Legacies of Enslavement project Research Fellows appointed
December 2019
The University of Cambridge Advisory Group on the Legacies of Enslavement is pleased to announce that Sabine Cadeau and Nicolas Bell-Romero have been appointed as Research Fellows.
The postdoctoral Research Fellows for the Legacies of Enslavement project are appointed for two years. Based in the Centre for African Studies, they will work in an interdisciplinary context across the University, developing relationships with other staff and students active in similar research. They will develop and deliver their own research projects as set out below, under the aegis of the Advisory Group and under the supervision of a small group of academics.
Biographies
Sabine Cadeau
Dr Sabine Cadeau is a historian of the Caribbean and the broader African Diaspora. She is particularly interested in histories of slavery, empire, race, citizenship and human rights. Her book project More Than a Massacre: The Anti-Haitian Campaign in the Dominican Border Provinces: 1919-1946 traces a successively worsening campaign of explicitly racialized anti-Haitian repression that began in 1919 under the American occupiers, accelerated in 1930 with the rise of Trujillo, and culminated in 1937 with the slaughter of an estimated twenty thousand civilians. Relatively unknown by contrast with contemporary events in Europe, the Haitian-Dominican experience has yet to figure in the broader literatures on genocide and statelessness in the twentieth century. More Than a Massacre is currently under review with Cambridge University Press. A parallel project, titled 'Victims in Their Own Words: Remembering the Forgotten 1937 Haitian Massacre', is a documentary history based on interviews with massacre survivors and their descendants.
Dr Cadeau received her PhD in Modern Latin American and Caribbean Atlantic World History from the University of Chicago in 2015. From 2017-2019, she was visiting assistant professor in Caribbean history at the University of South Florida at Tampa. From 2016-2017 she was a postdoctoral fellow in Yale University’s Program in Agrarian Studies. From 2015-2016, she was a postdoctoral fellow at Rutgers University. She has designed and taught undergraduate courses such as Atlantic Slavery, Introduction to Caribbean History, and Africans in the Americas. She has also taught graduate courses, including Comparative Colonialism, and Race and Racism in Latin America and the Caribbean. Her research has been supported by the Andrew Mellon Foundation, The Social Science Research Council, and the Woodrow Wilson Foundation.
Nicolas Bell-Romero
Nicolas Bell-Romero is completing a PhD in early American history at the University of Cambridge. His dissertation is titled 'The Politics of Epithets in the American Revolution, 1763-87'. Far from throwaway insults, this thesis and book project shows that epithets, such as 'patriot' or 'American', were important titles and identity terms that represented the standards and social values that the inhabitants of both Britain and America thought they should strive toward. Due to their importance, the Revolution was engulfed in a war over words as contemporaries, including white women, indigenous peoples, and African-descended persons, battled over who merited specific epithets. Through an examination of these keywords in a variety of printed and material sources, this project reorients how scholars discuss the themes of allegiances, identity, and equality in the Revolutionary period.
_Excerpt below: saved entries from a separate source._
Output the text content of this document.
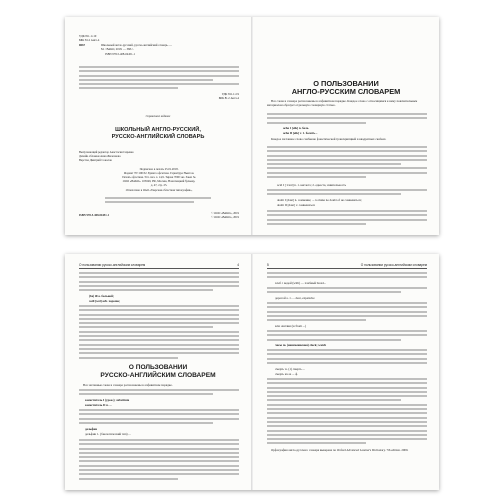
УДК 811.1=19
ББК 81.2 Англ-4
Ш67	Школьный англо-русский, русско-английский словарь. —
М. : ВАКО, 2018. — 368 с.
ISBN 978-5-408-04451-1
УДК 811.1=19
ББК 81.2 Англ-4
Справочное издание
ШКОЛЬНЫЙ АНГЛО-РУССКИЙ,
РУССКО-АНГЛИЙСКИЙ СЛОВАРЬ
Выпускающий редактор Анастасия Сиренко
Дизайн обложки Анна Железнова
Верстка Дмитрий Соколов
Подписано в печать 25.01.2018.
Формат 70×100/32. Бумага офсетная. Гарнитура Ньютон.
Печать офсетная. Усл. печ. л. 14,9. Тираж 7000 экз. Заказ №
ООО «ВАКО». 105049, РФ, Москва, Новоткацкий бульвар,
д. 47, стр. 25.
Отпечатано в ОАО «Тверская областная типография»,
© ООО «ВАКО», 2019
© ООО «ВАКО», 2019
ISBN 978-5-408-04451-1
О ПОЛЬЗОВАНИИ
АНГЛО-РУССКИМ СЛОВАРЕМ
Все слова в словаре расположены в алфавитном порядке. Каждое слово с относящимся к нему пояснительным материалом образует отдельную словарную статью.
ache 1 [eik] n. боль
ache II [eik] v. 1. болеть...
Каждое заглавное слово снабжено фонетической транскрипцией в квадратных скобках.
acid I [ˈæsɪd] n. 1. кислота; 2. едкость; язвительность
doubt I [daut] n. сомнение; ... to make no doubt of не сомневаться;
doubt II [daut] v. сомневаться
О пользовании русско-английским словарем	4
(be) ill a. больной;
well [wel] adv. хорошо;
О ПОЛЬЗОВАНИИ
РУССКО-АНГЛИЙСКИМ СЛОВАРЕМ
Все заглавные слова в словаре расположены в алфавитном порядке.
заместитель I (урок.); substitute
заместитель II n. ...
дельфин
дельфин 1. (биологический тип) ...
5	О пользовании русско-английским словарем
хлеб с водой (with) — хлебный bread...
дорогой a. 1. ... dear, expensive
в/из Англии (to/from ...)
часы m. (неизменяемая) clock; watch
смерть w. (1) смерть ...
смерть из-за ... ф.
Орфография англо-русского словаря выверена по Oxford Advanced Learner's Dictionary. 7th edition. 2009.
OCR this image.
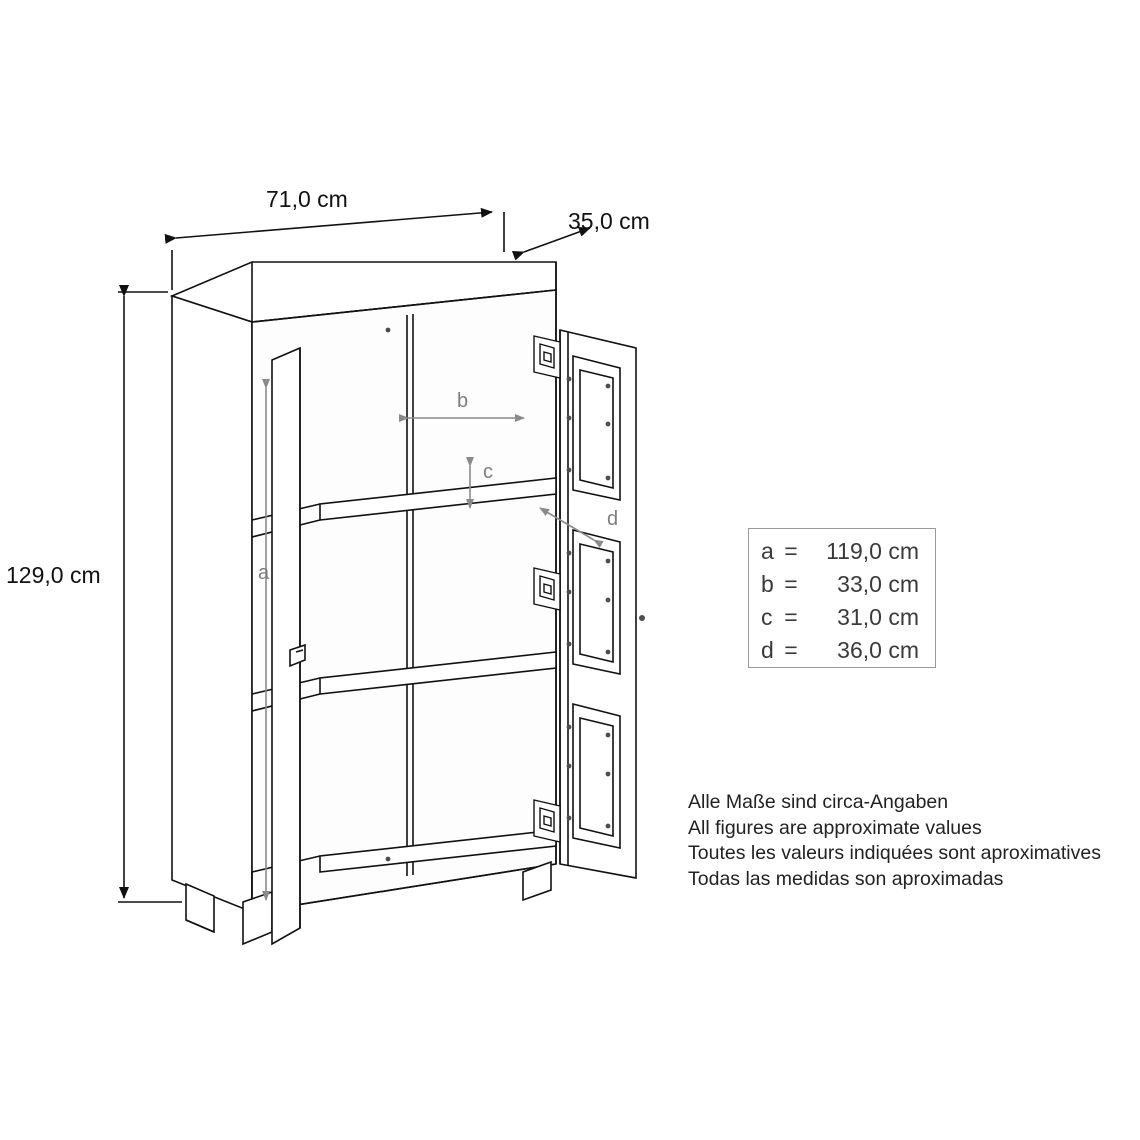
71,0 cm
35,0 cm
129,0 cm	a
b
c
d
a =	119,0 cm
b =	33,0 cm
c =	31,0 cm
d =	36,0 cm
Alle Maße sind circa-Angaben
All figures are approximate values
Toutes les valeurs indiquées sont aproximatives
Todas las medidas son aproximadas
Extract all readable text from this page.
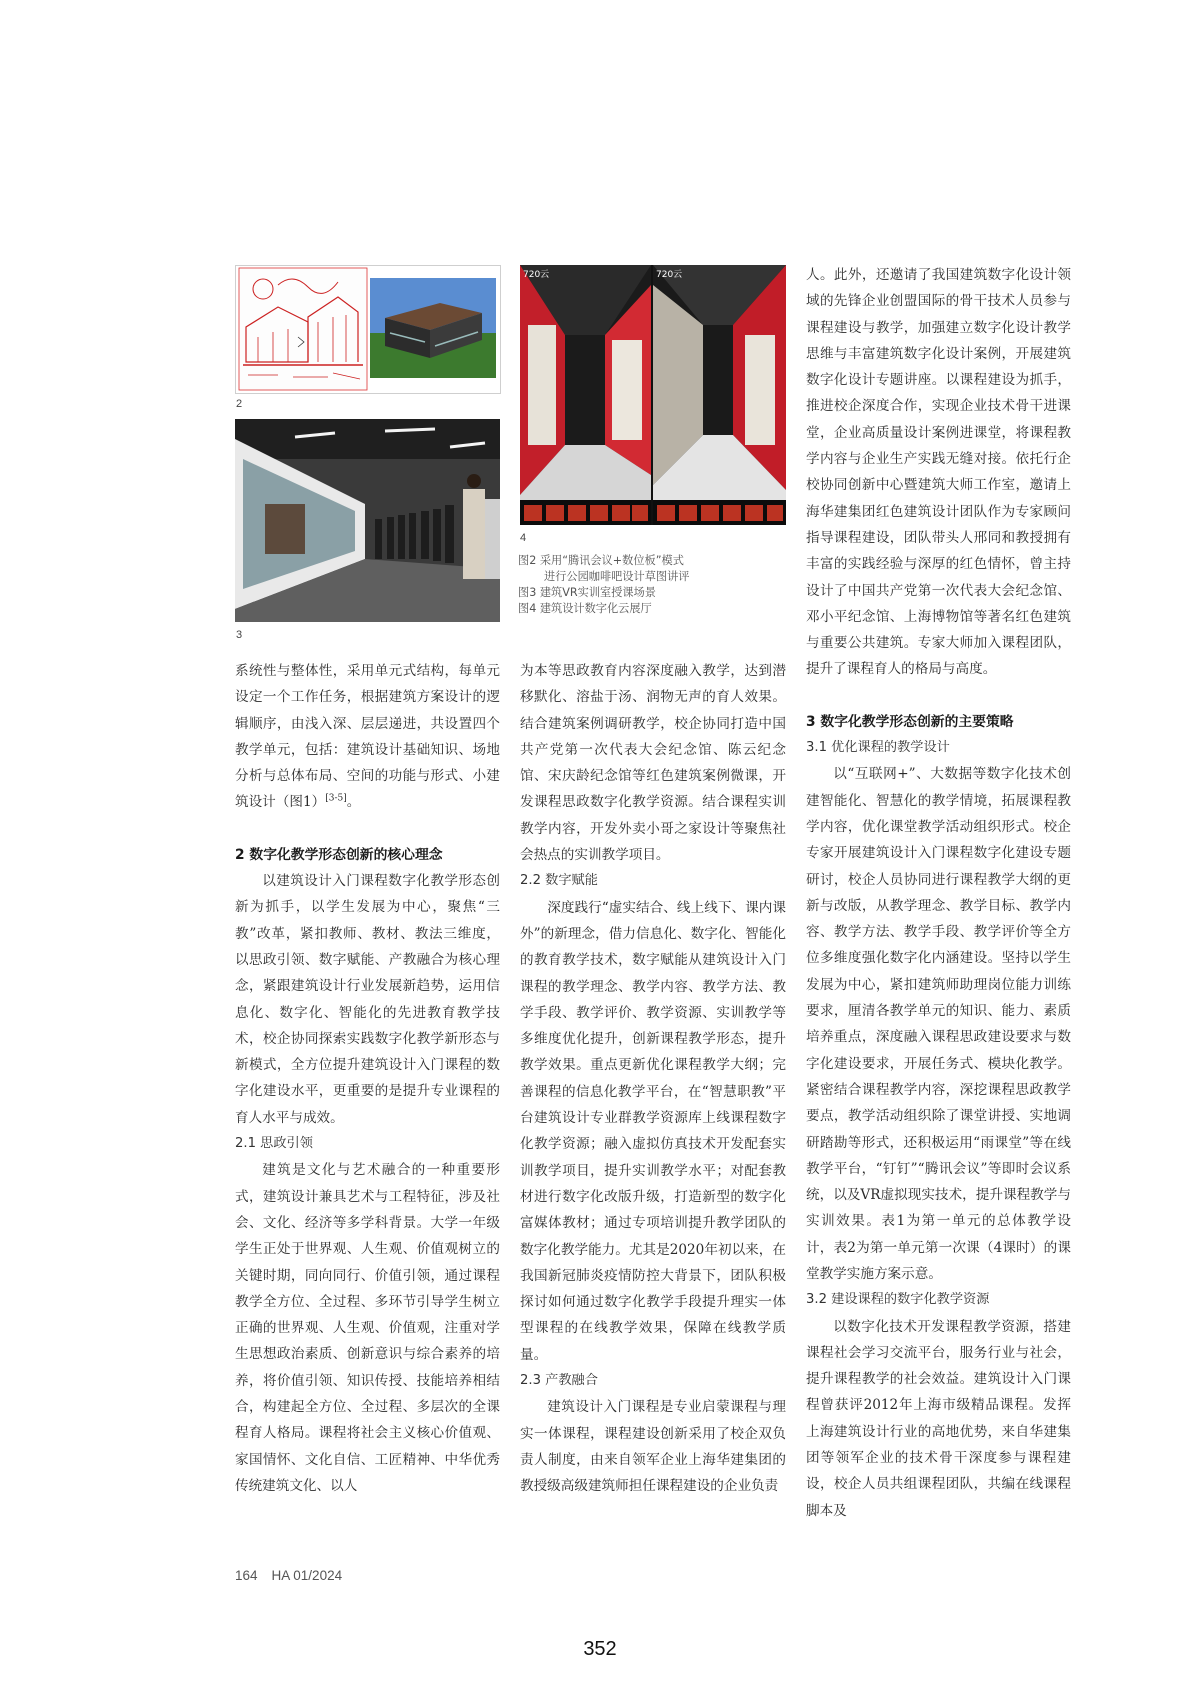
2
3
720云	720云
4
图2 采用“腾讯会议+数位板”模式
进行公园咖啡吧设计草图讲评
图3 建筑VR实训室授课场景
图4 建筑设计数字化云展厅

系统性与整体性，采用单元式结构，每单元设定一个工作任务，根据建筑方案设计的逻辑顺序，由浅入深、层层递进，共设置四个教学单元，包括：建筑设计基础知识、场地分析与总体布局、空间的功能与形式、小建筑设计（图1）[3-5]。

2 数字化教学形态创新的核心理念

以建筑设计入门课程数字化教学形态创新为抓手，以学生发展为中心，聚焦“三教”改革，紧扣教师、教材、教法三维度，以思政引领、数字赋能、产教融合为核心理念，紧跟建筑设计行业发展新趋势，运用信息化、数字化、智能化的先进教育教学技术，校企协同探索实践数字化教学新形态与新模式，全方位提升建筑设计入门课程的数字化建设水平，更重要的是提升专业课程的育人水平与成效。

2.1 思政引领

建筑是文化与艺术融合的一种重要形式，建筑设计兼具艺术与工程特征，涉及社会、文化、经济等多学科背景。大学一年级学生正处于世界观、人生观、价值观树立的关键时期，同向同行、价值引领，通过课程教学全方位、全过程、多环节引导学生树立正确的世界观、人生观、价值观，注重对学生思想政治素质、创新意识与综合素养的培养，将价值引领、知识传授、技能培养相结合，构建起全方位、全过程、多层次的全课程育人格局。课程将社会主义核心价值观、家国情怀、文化自信、工匠精神、中华优秀传统建筑文化、以人

为本等思政教育内容深度融入教学，达到潜移默化、溶盐于汤、润物无声的育人效果。结合建筑案例调研教学，校企协同打造中国共产党第一次代表大会纪念馆、陈云纪念馆、宋庆龄纪念馆等红色建筑案例微课，开发课程思政数字化教学资源。结合课程实训教学内容，开发外卖小哥之家设计等聚焦社会热点的实训教学项目。

2.2 数字赋能

深度践行“虚实结合、线上线下、课内课外”的新理念，借力信息化、数字化、智能化的教育教学技术，数字赋能从建筑设计入门课程的教学理念、教学内容、教学方法、教学手段、教学评价、教学资源、实训教学等多维度优化提升，创新课程教学形态，提升教学效果。重点更新优化课程教学大纲；完善课程的信息化教学平台，在“智慧职教”平台建筑设计专业群教学资源库上线课程数字化教学资源；融入虚拟仿真技术开发配套实训教学项目，提升实训教学水平；对配套教材进行数字化改版升级，打造新型的数字化富媒体教材；通过专项培训提升教学团队的数字化教学能力。尤其是2020年初以来，在我国新冠肺炎疫情防控大背景下，团队积极探讨如何通过数字化教学手段提升理实一体型课程的在线教学效果，保障在线教学质量。

2.3 产教融合

建筑设计入门课程是专业启蒙课程与理实一体课程，课程建设创新采用了校企双负责人制度，由来自领军企业上海华建集团的教授级高级建筑师担任课程建设的企业负责

人。此外，还邀请了我国建筑数字化设计领域的先锋企业创盟国际的骨干技术人员参与课程建设与教学，加强建立数字化设计教学思维与丰富建筑数字化设计案例，开展建筑数字化设计专题讲座。以课程建设为抓手，推进校企深度合作，实现企业技术骨干进课堂，企业高质量设计案例进课堂，将课程教学内容与企业生产实践无缝对接。依托行企校协同创新中心暨建筑大师工作室，邀请上海华建集团红色建筑设计团队作为专家顾问指导课程建设，团队带头人邢同和教授拥有丰富的实践经验与深厚的红色情怀，曾主持设计了中国共产党第一次代表大会纪念馆、邓小平纪念馆、上海博物馆等著名红色建筑与重要公共建筑。专家大师加入课程团队，提升了课程育人的格局与高度。

3 数字化教学形态创新的主要策略
3.1 优化课程的教学设计

以“互联网+”、大数据等数字化技术创建智能化、智慧化的教学情境，拓展课程教学内容，优化课堂教学活动组织形式。校企专家开展建筑设计入门课程数字化建设专题研讨，校企人员协同进行课程教学大纲的更新与改版，从教学理念、教学目标、教学内容、教学方法、教学手段、教学评价等全方位多维度强化数字化内涵建设。坚持以学生发展为中心，紧扣建筑师助理岗位能力训练要求，厘清各教学单元的知识、能力、素质培养重点，深度融入课程思政建设要求与数字化建设要求，开展任务式、模块化教学。紧密结合课程教学内容，深挖课程思政教学要点，教学活动组织除了课堂讲授、实地调研踏勘等形式，还积极运用“雨课堂”等在线教学平台，“钉钉”“腾讯会议”等即时会议系统，以及VR虚拟现实技术，提升课程教学与实训效果。表1为第一单元的总体教学设计，表2为第一单元第一次课（4课时）的课堂教学实施方案示意。

3.2 建设课程的数字化教学资源

以数字化技术开发课程教学资源，搭建课程社会学习交流平台，服务行业与社会，提升课程教学的社会效益。建筑设计入门课程曾获评2012年上海市级精品课程。发挥上海建筑设计行业的高地优势，来自华建集团等领军企业的技术骨干深度参与课程建设，校企人员共组课程团队，共编在线课程脚本及

164 HA 01/2024
352
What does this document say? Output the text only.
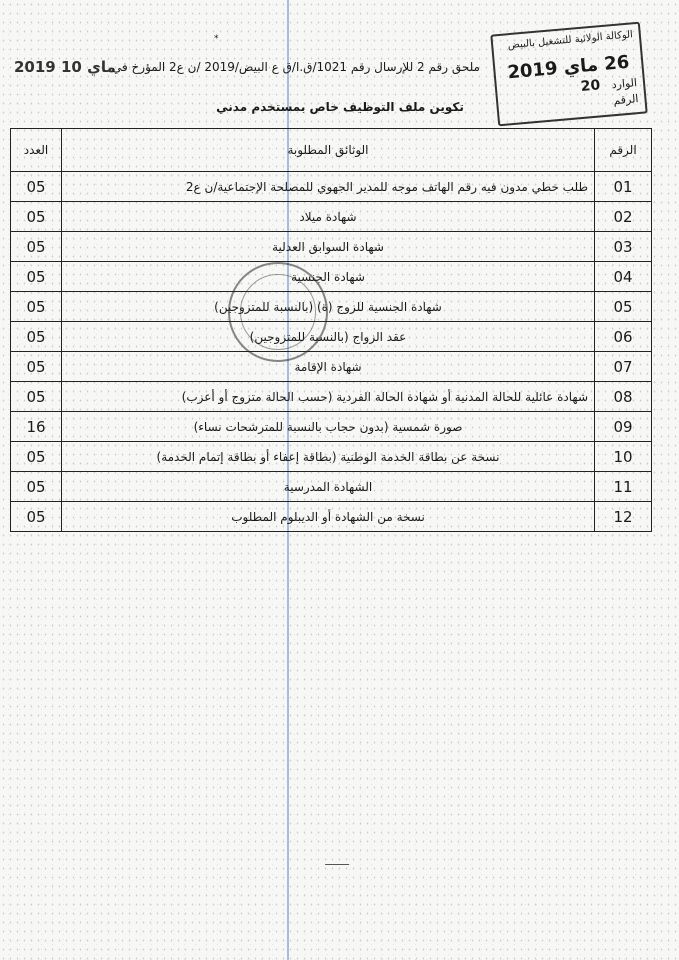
*
2019 ماي 10
ملحق رقم 2 للإرسال رقم 1021/ق.ا/ق ع البيض/2019 /ن ع2 المؤرخ في
الوكالة الولائية للتشغيل بالبيض
26 ماي 2019
الوارد 20
الرقم
تكوين ملف التوظيف خاص بمستخدم مدني
الرقم	الوثائق المطلوبة	العدد
01	طلب خطي مدون فيه رقم الهاتف موجه للمدير الجهوي للمصلحة الإجتماعية/ن ع2	05
02	شهادة ميلاد	05
03	شهادة السوابق العدلية	05
04	شهادة الجنسية	05
05	شهادة الجنسية للزوج (ة) (بالنسبة للمتزوجين)	05
06	عقد الزواج (بالنسبة للمتزوجين)	05
07	شهادة الإقامة	05
08	شهادة عائلية للحالة المدنية أو شهادة الحالة الفردية (حسب الحالة متزوج أو أعزب)	05
09	صورة شمسية (بدون حجاب بالنسبة للمترشحات نساء)	16
10	نسخة عن بطاقة الخدمة الوطنية (بطاقة إعفاء أو بطاقة إتمام الخدمة)	05
11	الشهادة المدرسية	05
12	نسخة من الشهادة أو الديبلوم المطلوب	05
This research expertise, which combines elements of social, cultural, and intellectual history, will be applied in his role as a postdoctoral research associate for the legacies of enslavement inquiry. He will use his archival knowledge of North American slavery and abolition to examine the education of slaveholders (including three signatories to the Declaration) at Cambridge, the University’s central role in global knowledge networks that underpinned and perpetuated enslavement, and the role of Cambridge abolitionists in creating a narrative that attacked 'American slavery', but, in framing enslavement as an 'American' problem, allowed Britons to distance themselves from culpability for the British Empire’s worst excesses, including Caribbean slavery and Britain’s role in the Atlantic slave trade.